Everything about this feels wrong, but I don’t stop.
“Basil is going to be hurt if he finds out I lied to him,” I say.
“He’ll get over it. It isn’t as though you won’t still marry him in a couple of years.”
My palms are sweating. My chest feels tight.
By the time we reach the cavern, the seams under my arms are damp with sweat and I can scarcely breathe. Pen looks into the cavern.
“Morgan!” she says. I crouch beside her and follow her gaze.
Her question has been smoothed away, and scrawled in its place: Yes.
Pen has her hand over her mouth, but by the swell in her cheeks I know that she’s smiling.
I crawl into the cavern. He was here. That’s all I can think. He was here.
“We should ask him something else,” Pen says, wiping away his response.
All I’d like to ask is why he’s lying. But I don’t say that. Maybe I’ll come back and ask him myself.
“We have to go,” I say.
She turns a pebble in her hand, considering. I take it away and set it in the dirt, and continue, “We’ll barely make it back before lunch is over if we leave now.”
“Fine,” she huffs. As we make our way back to the academy, she perks up at the sound of every snapped twig, every rustled leaf. It’s a game to her. Our secret murderer stowed away in the trees, sending us messages.
I would tell her that what we’re doing is wrong, but I like that we have a secret together, like the kinds we had when we were children. It’s been so long since she’s shared any secrets with me.

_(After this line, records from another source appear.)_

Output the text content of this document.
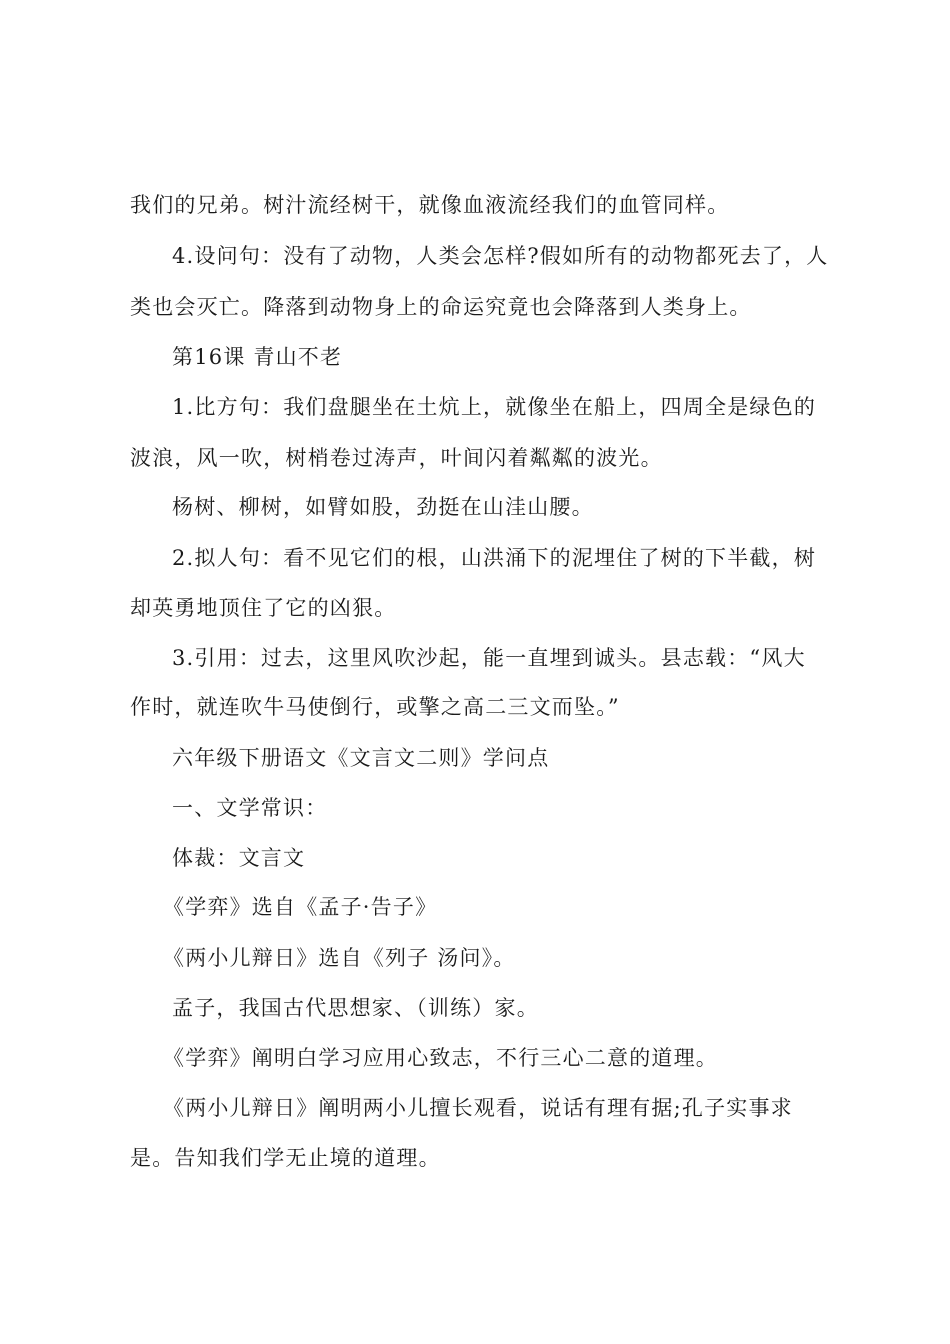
我们的兄弟。树汁流经树干，就像血液流经我们的血管同样。
4.设问句：没有了动物，人类会怎样?假如所有的动物都死去了，人
类也会灭亡。降落到动物身上的命运究竟也会降落到人类身上。
第16课 青山不老
1.比方句：我们盘腿坐在土炕上，就像坐在船上，四周全是绿色的
波浪，风一吹，树梢卷过涛声，叶间闪着粼粼的波光。
杨树、柳树，如臂如股，劲挺在山洼山腰。
2.拟人句：看不见它们的根，山洪涌下的泥埋住了树的下半截，树
却英勇地顶住了它的凶狠。
3.引用：过去，这里风吹沙起，能一直埋到诚头。县志载：“风大
作时，就连吹牛马使倒行，或擎之高二三文而坠。”
六年级下册语文《文言文二则》学问点
一、文学常识：
体裁：文言文
《学弈》选自《孟子·告子》
《两小儿辩日》选自《列子 汤问》。
孟子，我国古代思想家、（训练）家。
《学弈》阐明白学习应用心致志，不行三心二意的道理。
《两小儿辩日》阐明两小儿擅长观看，说话有理有据;孔子实事求
是。告知我们学无止境的道理。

When we return to the academy, the window to the ladies’ room seems a lot higher than either of us remember, and there’s no sink out here for us to stand on. Pen tries using the hedge, but that proves impossible.
“Okay,” she says, “if I hold my hands out, you could use them as a step and make it inside. Then you can pull me up after you.”
“Or you ladies can enter through the proper door,” Headmaster Vega says from behind us. “I’m more than happy to escort you. It seems we have some things to chat about in my office.”